Root canal contamination or exposure to lipopolysaccharide differentially modulate prostaglandin E 2 and leukotriene B 4 signaling in apical periodontitis

Abstract Purpose To evaluate the kinetics of apical periodontitis development in vivo , induced either by contamination of the root canals by microorganisms from the oral cavity or by inoculation of bacterial lipopolysaccharide (LPS) and the regulation of major enzymes and receptors involved in the arachidonic acid metabolism. Methodology Apical periodontitis was induced in C57BL6 mice (n=96), by root canal exposure to oral cavity (n=48 teeth) or inoculation of LPS (10 µL of a suspension of 0.1 µg/µL) from E. coli into the root canals (n= 48 teeth). Healthy teeth were used as control (n=48 teeth). After 7, 14, 21 and 28 days the animals were euthanized and tissues removed for histopathological and qRT-PCR analyses. Histological analysis data were analyzed using two-way ANOVA followed by Sidak’s test, and qRT-PCR data using two-way ANOVA followed by Tukey’s test (α=0.05). Results Contamination by microorganisms led to the development of apical periodontitis, characterized by the recruitment of inflammatory cells and bone tissue resorption, whereas inoculation of LPS induced inflammatory cells recruitment without bone resorption. Both stimuli induced mRNA expression for cyclooxygenase-2 and 5-lipoxygenase enzymes. Expression of prostaglandin E 2 and leukotriene B 4 cell surface receptors were more stimulated by LPS. Regarding nuclear peroxisome proliferator-activated receptors (PPAR), oral contamination induced the synthesis of mRNA for PPARδ, differently from inoculation of LPS, that induced PPARα and PPARγ expression. Conclusions Contamination of the root canals by microorganisms from oral cavity induced the development of apical periodontitis differently than by inoculation with LPS, characterized by less bone loss than the first model. Regardless of the model used, it was found a local increase in the synthesis of mRNA for the enzymes 5-lipoxygenase and cyclooxygenase-2 of the arachidonic acid metabolism, as well as in the surface and nuclear receptors for the lipid mediators prostaglandin E2 and leukotriene B4.

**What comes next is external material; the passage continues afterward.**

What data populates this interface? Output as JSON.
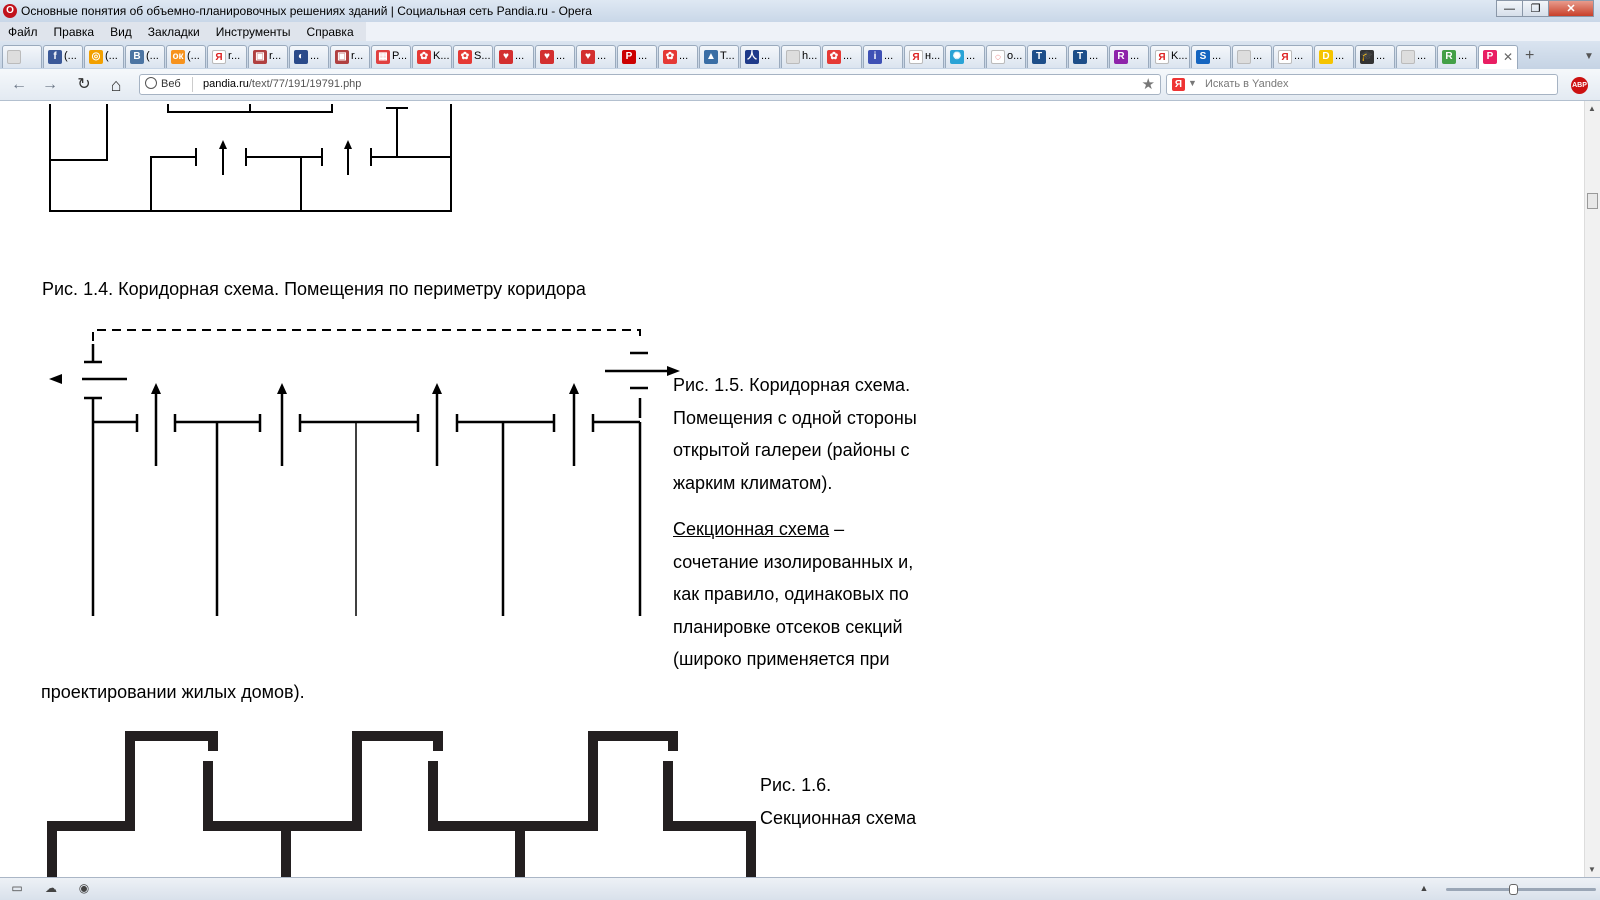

摘要 目的：本研究旨在评估两种诱导方式下体内根尖周炎的发生动力学过程：一是通过口腔微生物污染根管，二是接种细菌来源的脂多糖（lipopolysaccharide, LPS），并探究花生四烯酸代谢通路中主要酶类与受体的调控情况。 方法：选取96只C57BL6小鼠，通过两种方式构建根尖周炎模型：将根管暴露于口腔环境（共48颗牙齿），或向根管内接种大肠杆菌来源的脂多糖（10 μL，浓度0.1 μg/μL，共48颗牙齿）；另设健康牙齿作为对照组（共48颗牙齿）。分别于建模后7、14、21、28天处死小鼠，采集组织样本进行组织病理学分析与实时定量聚合酶链反应（qRT-PCR）检测。组织病理学数据采用双因素方差分析（two-way ANOVA）后行Sidak检验，qRT-PCR数据采用双因素方差分析后行Tukey检验（检验水准α=0.05）。 结果：口腔微生物污染可诱导根尖周炎发生，表现为炎性细胞募集与骨组织吸收；而脂多糖接种仅能诱导炎性细胞募集，未引发骨吸收。两种刺激均可上调环氧合酶-2（cyclooxygenase-2）与5-脂氧合酶（5-lipoxygenase）的mRNA表达。前列腺素E2与白三烯B4的细胞表面受体的表达受脂多糖的刺激更为显著。关于核过氧化物酶体增殖物激活受体（peroxisome proliferator-activated receptors, PPAR），口腔微生物污染可诱导PPARδ的mRNA合成，而脂多糖接种则上调PPARα与PPARγ的表达。 结论：口腔微生物污染根管诱导的根尖周炎与脂多糖接种诱导的根尖周炎存在差异，前者骨吸收程度低于后者。无论采用哪种建模方式，花生四烯酸代谢通路中的5-脂氧合酶与环氧合酶-2的mRNA合成均存在局部上调，同时前列腺素E2、白三烯B4的细胞表面受体与核受体的表达亦出现局部升高。